I listened to the narration by Thomas Judd.  He is the perfect voice to read Pulley’s work.  I am sure I would have enjoyed reading ‘The Watchmaker of Filigree Street’ but Judd’s voice captured every character.  He handled the assortment of accents with ease.  He was faultless and enhanced the experience of the book.  I would encourage people to listen to it first.  His reading made me feel like I was curling up in a blanket with a cup of tea in front of a fireplace.  Perfect for the books atmosphere which is predominantly drizzling and cold.

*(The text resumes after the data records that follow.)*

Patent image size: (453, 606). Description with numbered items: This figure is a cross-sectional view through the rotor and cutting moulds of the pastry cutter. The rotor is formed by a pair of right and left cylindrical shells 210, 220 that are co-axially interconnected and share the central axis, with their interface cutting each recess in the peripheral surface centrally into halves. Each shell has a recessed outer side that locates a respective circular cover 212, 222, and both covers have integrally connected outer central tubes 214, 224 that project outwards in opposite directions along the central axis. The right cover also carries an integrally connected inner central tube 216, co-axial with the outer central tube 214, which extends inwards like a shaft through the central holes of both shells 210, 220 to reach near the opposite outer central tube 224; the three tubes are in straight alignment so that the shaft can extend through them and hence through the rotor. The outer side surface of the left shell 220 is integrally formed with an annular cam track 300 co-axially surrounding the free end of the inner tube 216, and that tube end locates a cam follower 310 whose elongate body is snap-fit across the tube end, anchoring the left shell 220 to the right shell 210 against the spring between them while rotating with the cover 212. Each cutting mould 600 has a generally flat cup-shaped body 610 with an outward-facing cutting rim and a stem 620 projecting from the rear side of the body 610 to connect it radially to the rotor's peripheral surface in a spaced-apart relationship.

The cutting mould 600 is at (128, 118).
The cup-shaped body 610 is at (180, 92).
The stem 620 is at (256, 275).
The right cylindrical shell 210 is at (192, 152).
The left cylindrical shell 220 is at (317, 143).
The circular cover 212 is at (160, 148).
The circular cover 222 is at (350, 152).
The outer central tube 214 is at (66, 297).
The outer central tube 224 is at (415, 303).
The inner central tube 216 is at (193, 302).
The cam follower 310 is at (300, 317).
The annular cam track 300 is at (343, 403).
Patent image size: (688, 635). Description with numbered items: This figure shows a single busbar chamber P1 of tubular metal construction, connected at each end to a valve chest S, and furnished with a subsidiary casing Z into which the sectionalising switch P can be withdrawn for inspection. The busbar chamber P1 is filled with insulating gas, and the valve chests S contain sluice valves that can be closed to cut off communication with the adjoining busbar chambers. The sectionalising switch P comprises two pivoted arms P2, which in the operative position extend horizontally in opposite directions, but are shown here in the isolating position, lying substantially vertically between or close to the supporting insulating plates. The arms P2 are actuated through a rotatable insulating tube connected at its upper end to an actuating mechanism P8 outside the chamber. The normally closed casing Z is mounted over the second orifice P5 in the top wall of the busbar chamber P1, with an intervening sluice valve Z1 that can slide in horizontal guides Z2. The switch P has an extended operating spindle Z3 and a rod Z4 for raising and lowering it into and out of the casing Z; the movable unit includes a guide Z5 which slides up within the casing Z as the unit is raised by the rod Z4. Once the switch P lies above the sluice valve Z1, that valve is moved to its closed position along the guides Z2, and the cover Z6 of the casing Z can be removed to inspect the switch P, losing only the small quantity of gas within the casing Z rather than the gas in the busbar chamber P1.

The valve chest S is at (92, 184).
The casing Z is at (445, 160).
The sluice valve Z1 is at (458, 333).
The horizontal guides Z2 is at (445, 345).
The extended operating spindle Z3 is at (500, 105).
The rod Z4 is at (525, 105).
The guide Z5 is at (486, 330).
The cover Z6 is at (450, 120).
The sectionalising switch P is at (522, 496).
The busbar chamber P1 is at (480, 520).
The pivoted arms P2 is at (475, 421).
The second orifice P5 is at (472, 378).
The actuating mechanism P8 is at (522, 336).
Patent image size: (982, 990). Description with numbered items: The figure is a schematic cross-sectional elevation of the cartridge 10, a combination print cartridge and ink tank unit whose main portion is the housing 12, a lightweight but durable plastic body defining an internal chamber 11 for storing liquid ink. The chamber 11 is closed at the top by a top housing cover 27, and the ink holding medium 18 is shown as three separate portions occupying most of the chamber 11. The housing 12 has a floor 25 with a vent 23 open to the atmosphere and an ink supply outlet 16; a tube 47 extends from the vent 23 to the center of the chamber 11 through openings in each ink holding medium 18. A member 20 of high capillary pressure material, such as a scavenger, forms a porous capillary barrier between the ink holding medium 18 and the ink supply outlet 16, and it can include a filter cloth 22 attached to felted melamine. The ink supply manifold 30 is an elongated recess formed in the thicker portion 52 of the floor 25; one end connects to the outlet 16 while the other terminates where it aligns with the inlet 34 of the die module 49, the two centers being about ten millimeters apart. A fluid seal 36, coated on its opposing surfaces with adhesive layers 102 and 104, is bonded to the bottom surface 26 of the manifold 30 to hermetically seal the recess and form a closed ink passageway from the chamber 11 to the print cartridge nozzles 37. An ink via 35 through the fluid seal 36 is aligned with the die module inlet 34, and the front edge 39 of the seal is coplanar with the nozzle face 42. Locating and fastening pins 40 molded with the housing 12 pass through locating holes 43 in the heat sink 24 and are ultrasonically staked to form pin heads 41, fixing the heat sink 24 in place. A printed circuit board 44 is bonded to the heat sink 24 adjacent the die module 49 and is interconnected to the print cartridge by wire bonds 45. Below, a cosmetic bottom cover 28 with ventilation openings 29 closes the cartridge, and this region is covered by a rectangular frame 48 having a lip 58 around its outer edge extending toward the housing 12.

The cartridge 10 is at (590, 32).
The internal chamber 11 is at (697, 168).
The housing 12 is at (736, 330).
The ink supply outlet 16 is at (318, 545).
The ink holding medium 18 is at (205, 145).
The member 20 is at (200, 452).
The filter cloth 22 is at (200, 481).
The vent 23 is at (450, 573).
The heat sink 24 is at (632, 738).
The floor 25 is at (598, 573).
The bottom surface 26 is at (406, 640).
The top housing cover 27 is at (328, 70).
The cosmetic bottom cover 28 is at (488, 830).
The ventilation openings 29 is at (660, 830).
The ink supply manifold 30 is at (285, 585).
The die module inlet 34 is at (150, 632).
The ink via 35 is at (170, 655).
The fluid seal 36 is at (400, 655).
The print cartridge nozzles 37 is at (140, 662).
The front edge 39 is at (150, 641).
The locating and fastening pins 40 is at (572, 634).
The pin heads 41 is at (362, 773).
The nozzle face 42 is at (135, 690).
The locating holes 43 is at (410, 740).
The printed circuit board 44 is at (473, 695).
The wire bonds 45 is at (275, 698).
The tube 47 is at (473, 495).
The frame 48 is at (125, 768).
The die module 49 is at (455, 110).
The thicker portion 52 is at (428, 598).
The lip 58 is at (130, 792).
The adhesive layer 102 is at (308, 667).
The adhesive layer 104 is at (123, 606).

I loved this novel.  The end is quick – almost abrupt.  The slow thoughtful novel moves at a frantic confusing pace towards the end.  This is purposeful, and necessary, but it had me rereading/relistening to sections.  I wasn’t sure I followed Pulley’s frenetic path correctly.  This may take away from the reading enjoyment for some, but I encourage almost anyone to read it/listen to it.  If you like China Mieville and 1900’s history mixed with an ever so small amount of science fiction/fantasy this will appeal to you.  It is not as complex as Mieville and does not fit with the New Weird but it has some similarities.  Also, if you enjoyed The Golem and the Jini you will likely enjoy this.  Pulley created something special and something I will reread.  It became a friend.